Hi,
Our company develops huge insurance application with tens of thousands Natural objects mainly concentrated in one library. Our Natural Server is Unix machine. Currently all our 100 developers work with the Server via SPoD. We are considering to deploy NaturalONE along with SVN. We’d like to implement local mode with private libraries and ability of parallel development.
How should I populate my SVN repository the first time? How can I eliminate line numbers in the source code during the first import? Which control files must be imported along the sources?
Developing the next application release or making bug fixes our developers usually modify a few sources per task. How may they open projects for these tasks to work on them independently and in parallel? How should we set up simultaneous SVN commiting of the changed sources and their update in the Natural Server?
Where can I find some real life examples of integration between NaturalONE and Subversion and best practice advise (except for PDF “Using NaturalONE” that I know by heart:-) )?
Your assistance and advise will be greatly appreaciated!
Alexander Molodetsky,
Configuration Management Expert,
Migdal Technologies, Israel.
Email alexandm@migdal.co.il
Wolfgang, thanks for your information! But what about the second part of my question? How new projects can be opened in NaturalONE if our application library contains a huge number of objects? Is there any way to avoid the full directory (library) checkout each time a user must change a few sources? Do we have to have the sources in two places - SVN AND Natural Server? If the answer is “yes” how to simultaneously update them in both places? If the answer is “no” how to debug and build project (I mean option “Download from server” for “Handling the missing objects”)?
With regards,
Alex Molodetsky,
Configuration Management Expert,
Migdal Technologies,Israel,
Email: alexandm@migdal.co.il
The post commit hook we set up fires with every commit. We store Natural source and Natural for Ajax page layouts, and files associated with the page layouts in SVN. We do not use this instance of SVN for anything else.
The post-commit hook uses java code to parse the SVN output to identify the page layout components that changed and copy them to the web server. The SAG WAR deployment ANT deployed the entire package. This was entirely to slow for our liking.

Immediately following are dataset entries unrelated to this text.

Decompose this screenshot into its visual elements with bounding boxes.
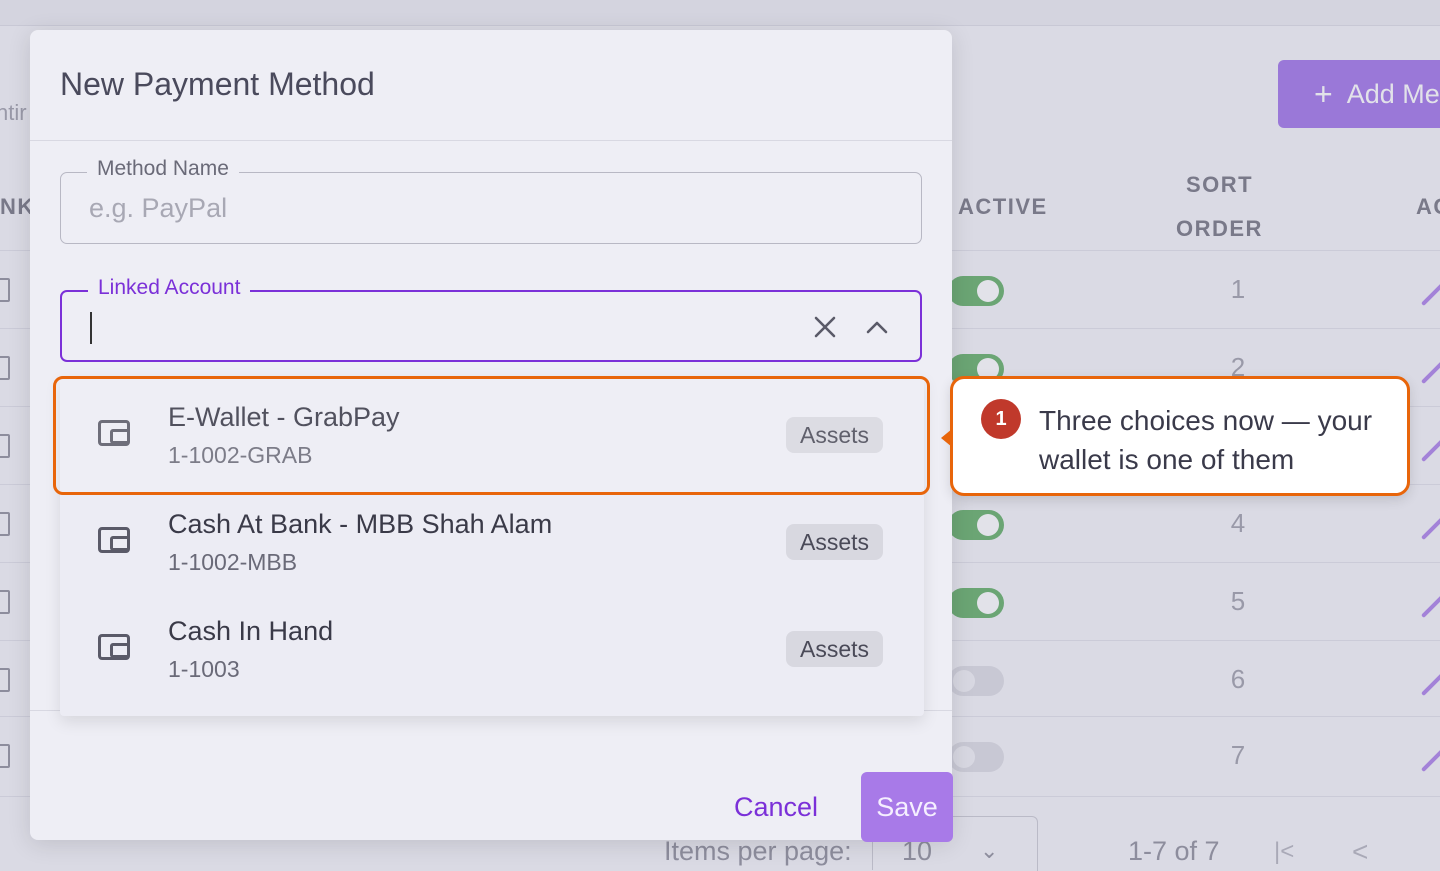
wallet-icon xyxy=(98,634,130,660)
method-name-field[interactable]: Method Name xyxy=(60,157,922,244)
linked-account-dropdown: E-Wallet - GrabPay 1-1002-GRAB Assets Ca… xyxy=(60,376,924,716)
dialog-title: New Payment Method xyxy=(60,66,375,102)
step-badge: 1 xyxy=(981,399,1021,439)
wallet-icon xyxy=(98,420,130,446)
option-title: Cash At Bank - MBB Shah Alam xyxy=(168,509,553,539)
text-cursor xyxy=(90,312,92,344)
linked-account-field[interactable]: Linked Account xyxy=(60,276,922,362)
callout-text: Three choices now — your wallet is one o… xyxy=(1039,405,1373,475)
option-type-chip: Assets xyxy=(786,417,884,453)
option-cash-at-bank[interactable]: Cash At Bank - MBB Shah Alam 1-1002-MBB … xyxy=(60,483,924,590)
wallet-icon xyxy=(98,527,130,553)
tutorial-callout: 1 Three choices now — your wallet is one… xyxy=(941,376,1410,496)
chevron-up-icon[interactable] xyxy=(860,310,894,344)
clear-icon[interactable] xyxy=(808,310,842,344)
option-code: 1-1002-GRAB xyxy=(168,442,313,468)
linked-account-label: Linked Account xyxy=(88,276,251,300)
option-title: E-Wallet - GrabPay xyxy=(168,402,400,432)
dialog-header-divider xyxy=(30,140,952,141)
cancel-button[interactable]: Cancel xyxy=(720,772,832,842)
option-e-wallet-grabpay[interactable]: E-Wallet - GrabPay 1-1002-GRAB Assets xyxy=(60,376,924,483)
save-button[interactable]: Save xyxy=(861,772,953,842)
callout-pointer xyxy=(941,429,952,447)
option-title: Cash In Hand xyxy=(168,616,334,646)
option-code: 1-1003 xyxy=(168,656,240,682)
option-type-chip: Assets xyxy=(786,524,884,560)
option-code: 1-1002-MBB xyxy=(168,549,298,575)
option-cash-in-hand[interactable]: Cash In Hand 1-1003 Assets xyxy=(60,590,924,697)
method-name-input[interactable] xyxy=(61,173,921,243)
option-type-chip: Assets xyxy=(786,631,884,667)
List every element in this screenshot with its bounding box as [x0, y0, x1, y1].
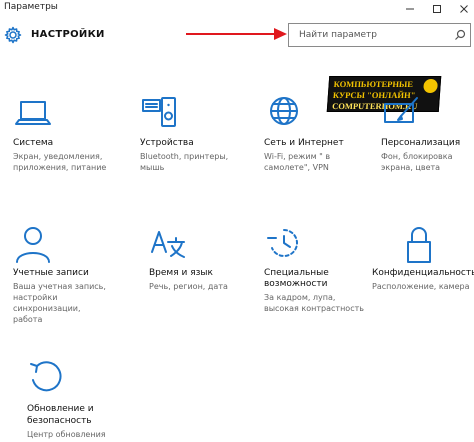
tile-label: Сеть и Интернет: [264, 138, 344, 148]
personalization-icon: [384, 97, 418, 123]
tile-privacy[interactable]: Конфиденциальность Расположение, камера: [372, 226, 474, 306]
tile-label: Специальные: [264, 268, 329, 278]
tile-description: экрана, цвета: [381, 163, 441, 172]
tile-description: Фон, блокировка: [381, 152, 453, 161]
search-icon[interactable]: [454, 29, 466, 41]
search-box[interactable]: [288, 23, 471, 47]
tile-update-security[interactable]: Обновление и безопасность Центр обновлен…: [27, 360, 145, 442]
tile-label-line-2: безопасность: [27, 416, 92, 426]
lock-icon: [407, 227, 431, 263]
gear-icon: [4, 26, 22, 44]
tile-label: Время и язык: [149, 268, 213, 278]
language-icon: [151, 231, 185, 258]
laptop-icon: [15, 101, 51, 125]
devices-icon: [142, 97, 176, 127]
tile-description: Речь, регион, дата: [149, 282, 228, 291]
maximize-icon: [433, 4, 441, 13]
tile-personalization[interactable]: Персонализация Фон, блокировка экрана, ц…: [381, 96, 474, 176]
tile-label: Конфиденциальность: [372, 268, 474, 278]
title-bar: Параметры: [0, 0, 474, 17]
close-button[interactable]: [452, 0, 474, 17]
tile-label: Обновление и: [27, 404, 94, 414]
tile-label: Система: [13, 138, 54, 148]
tile-description: мышь: [140, 163, 165, 172]
tile-description: работа: [13, 315, 43, 324]
tile-label: Персонализация: [381, 138, 461, 148]
tile-description: Wi-Fi, режим " в: [264, 152, 331, 161]
tile-description: Bluetooth, принтеры,: [140, 152, 229, 161]
tile-label: Устройства: [140, 138, 194, 148]
tile-description: высокая контрастность: [264, 304, 364, 313]
page-title: НАСТРОЙКИ: [31, 29, 105, 40]
tile-time-language[interactable]: Время и язык Речь, регион, дата: [149, 226, 267, 306]
tile-description: приложения, питание: [13, 163, 107, 172]
search-input[interactable]: [289, 24, 449, 46]
tile-label: Учетные записи: [13, 268, 89, 278]
window-title: Параметры: [4, 2, 58, 12]
tile-description: За кадром, лупа,: [264, 293, 336, 302]
user-icon: [16, 227, 50, 263]
tile-description: Ваша учетная запись,: [13, 282, 106, 291]
minimize-button[interactable]: [398, 0, 422, 17]
tile-description: Экран, уведомления,: [13, 152, 103, 161]
tile-system[interactable]: Система Экран, уведомления, приложения, …: [13, 96, 131, 176]
tile-label-line-2: возможности: [264, 279, 328, 289]
tile-network[interactable]: Сеть и Интернет Wi-Fi, режим " в самолет…: [264, 96, 382, 176]
tile-accessibility[interactable]: Специальные возможности За кадром, лупа,…: [264, 226, 382, 316]
accessibility-icon: [267, 229, 298, 257]
globe-icon: [270, 97, 298, 125]
update-icon: [30, 361, 62, 392]
annotation-arrow-icon: [186, 28, 287, 40]
tile-description: Расположение, камера: [372, 282, 470, 291]
tile-description: настройки: [13, 293, 58, 302]
tile-description: синхронизации,: [13, 304, 81, 313]
maximize-button[interactable]: [425, 0, 449, 17]
close-icon: [460, 4, 468, 13]
tile-accounts[interactable]: Учетные записи Ваша учетная запись, наст…: [13, 226, 131, 326]
minimize-icon: [406, 8, 414, 9]
tile-description: самолете", VPN: [264, 163, 329, 172]
watermark-line-1: КОМПЬЮТЕРНЫЕ: [333, 79, 414, 89]
tile-devices[interactable]: Устройства Bluetooth, принтеры, мышь: [140, 96, 258, 176]
watermark-sun-icon: [423, 79, 439, 93]
tile-description: Центр обновления: [27, 430, 106, 439]
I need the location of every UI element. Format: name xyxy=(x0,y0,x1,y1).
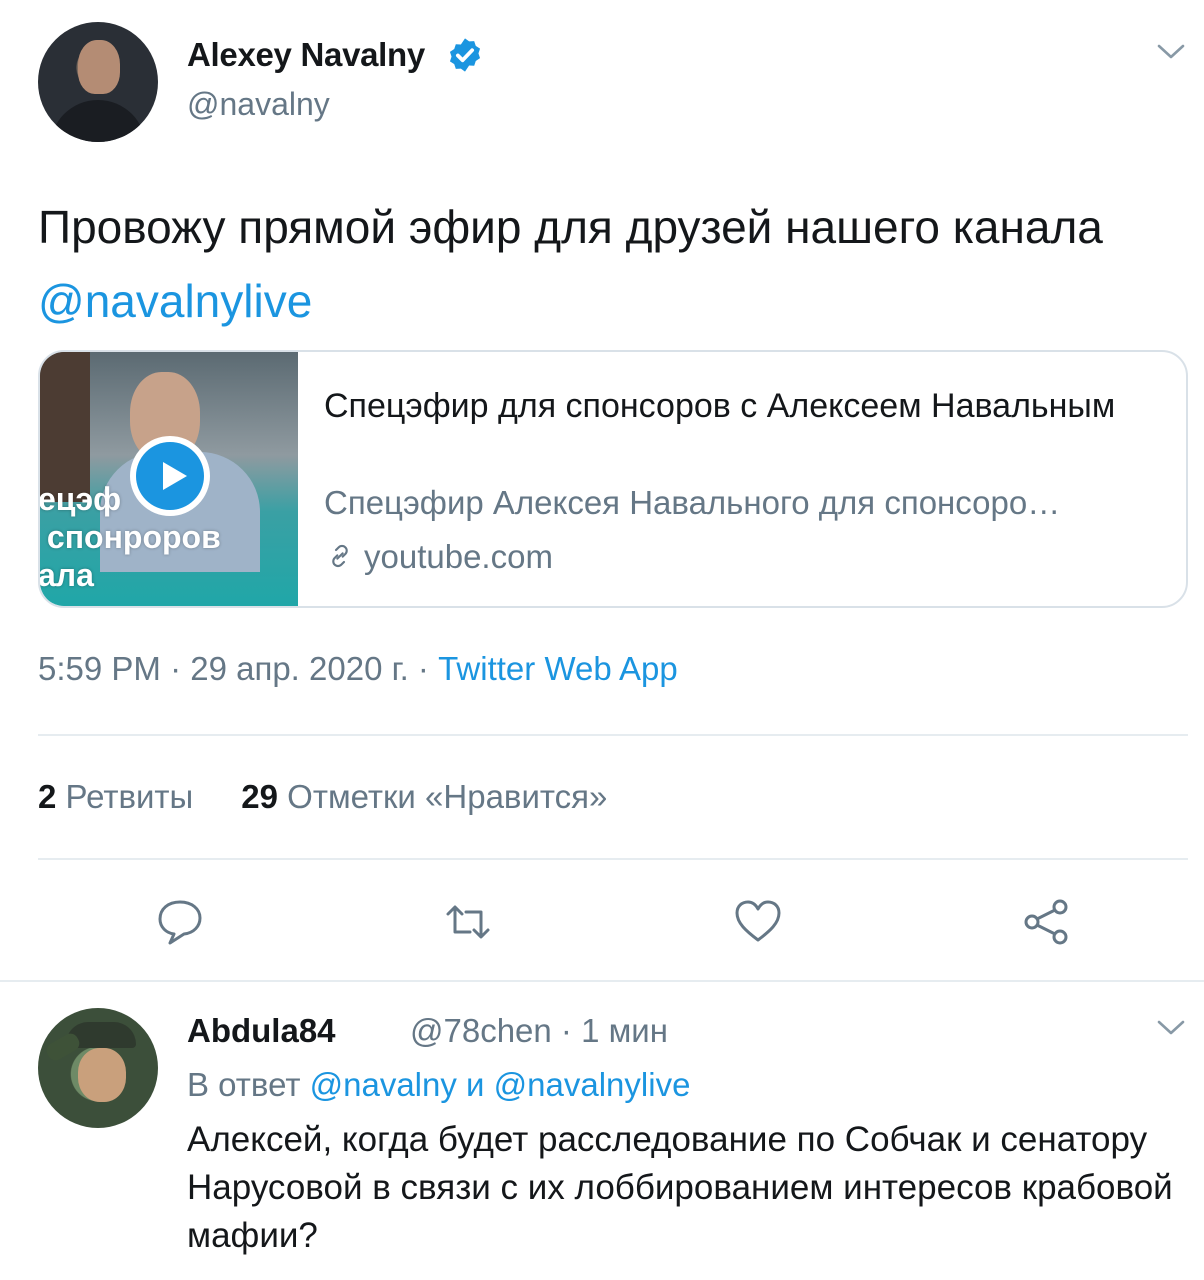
likes-count: 29 xyxy=(241,778,278,815)
avatar-face xyxy=(78,1048,126,1102)
retweets-count: 2 xyxy=(38,778,57,815)
tweet-mention-link[interactable]: @navalnylive xyxy=(38,275,312,327)
reply-to-joiner: и xyxy=(456,1066,494,1103)
like-icon[interactable] xyxy=(732,896,784,948)
reply-to-prefix: В ответ xyxy=(187,1066,310,1103)
card-domain: youtube.com xyxy=(324,538,553,576)
divider xyxy=(38,734,1188,736)
reply-meta[interactable]: @78chen · 1 мин xyxy=(410,1012,668,1050)
tweet-source-link[interactable]: Twitter Web App xyxy=(438,650,678,687)
card-domain-text: youtube.com xyxy=(364,538,553,575)
author-avatar[interactable] xyxy=(38,22,158,142)
retweet-icon[interactable] xyxy=(442,896,494,948)
chevron-down-icon[interactable] xyxy=(1156,42,1186,62)
reply-icon[interactable] xyxy=(154,896,206,948)
verified-badge-icon xyxy=(449,38,481,72)
tweet-text-body: Провожу прямой эфир для друзей нашего ка… xyxy=(38,201,1103,253)
play-icon xyxy=(136,442,204,510)
thread-divider xyxy=(0,980,1204,982)
retweets-stat[interactable]: 2 Ретвиты xyxy=(38,778,193,815)
tweet-stats: 2 Ретвиты 29 Отметки «Нравится» xyxy=(38,778,607,816)
card-title[interactable]: Спецэфир для спонсоров с Алексеем Наваль… xyxy=(324,382,1144,430)
reply-to-line: В ответ @navalny и @navalnylive xyxy=(187,1066,690,1104)
reply-to-mention-link[interactable]: @navalny xyxy=(310,1066,457,1103)
tweet-text: Провожу прямой эфир для друзей нашего ка… xyxy=(38,190,1188,338)
avatar-face xyxy=(78,40,120,94)
likes-label: Отметки «Нравится» xyxy=(287,778,608,815)
share-icon[interactable] xyxy=(1020,896,1072,948)
reply-author-avatar[interactable] xyxy=(38,1008,158,1128)
link-preview-card[interactable]: ецэф спонроров ала Спецэфир для спонсоро… xyxy=(38,350,1188,608)
link-icon xyxy=(332,544,348,568)
play-button[interactable] xyxy=(130,436,210,516)
likes-stat[interactable]: 29 Отметки «Нравится» xyxy=(241,778,607,815)
author-name[interactable]: Alexey Navalny xyxy=(187,36,425,74)
chevron-down-icon[interactable] xyxy=(1156,1018,1186,1038)
divider xyxy=(38,858,1188,860)
avatar-arm xyxy=(43,1030,83,1064)
reply-author-name[interactable]: Abdula84 xyxy=(187,1012,336,1050)
avatar-body xyxy=(50,100,146,142)
card-description: Спецэфир Алексея Навального для спонсоро… xyxy=(324,484,1061,521)
reply-to-mention-link[interactable]: @navalnylive xyxy=(494,1066,691,1103)
card-thumbnail[interactable]: ецэф спонроров ала xyxy=(40,352,298,606)
retweets-label: Ретвиты xyxy=(65,778,194,815)
tweet-meta: 5:59 PM · 29 апр. 2020 г. · Twitter Web … xyxy=(38,650,678,688)
author-handle[interactable]: @navalny xyxy=(187,86,330,123)
reply-text: Алексей, когда будет расследование по Со… xyxy=(187,1120,1173,1255)
tweet-timestamp[interactable]: 5:59 PM · 29 апр. 2020 г. · xyxy=(38,650,438,687)
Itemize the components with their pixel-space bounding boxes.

After Java does its thing, the SAG Natural ANT handles identifying what Natural source changed then sends it to the server. The Natural ANT can be configured in a number of different ways (compile only changed code, compile dependencies, compile all). We chose to only compile changed code and worry about dependencies manually. The Natural ANT is sometimes a little slow for our liking but for now it is ensuring that the source we commit in SVN gets sent up to the production server.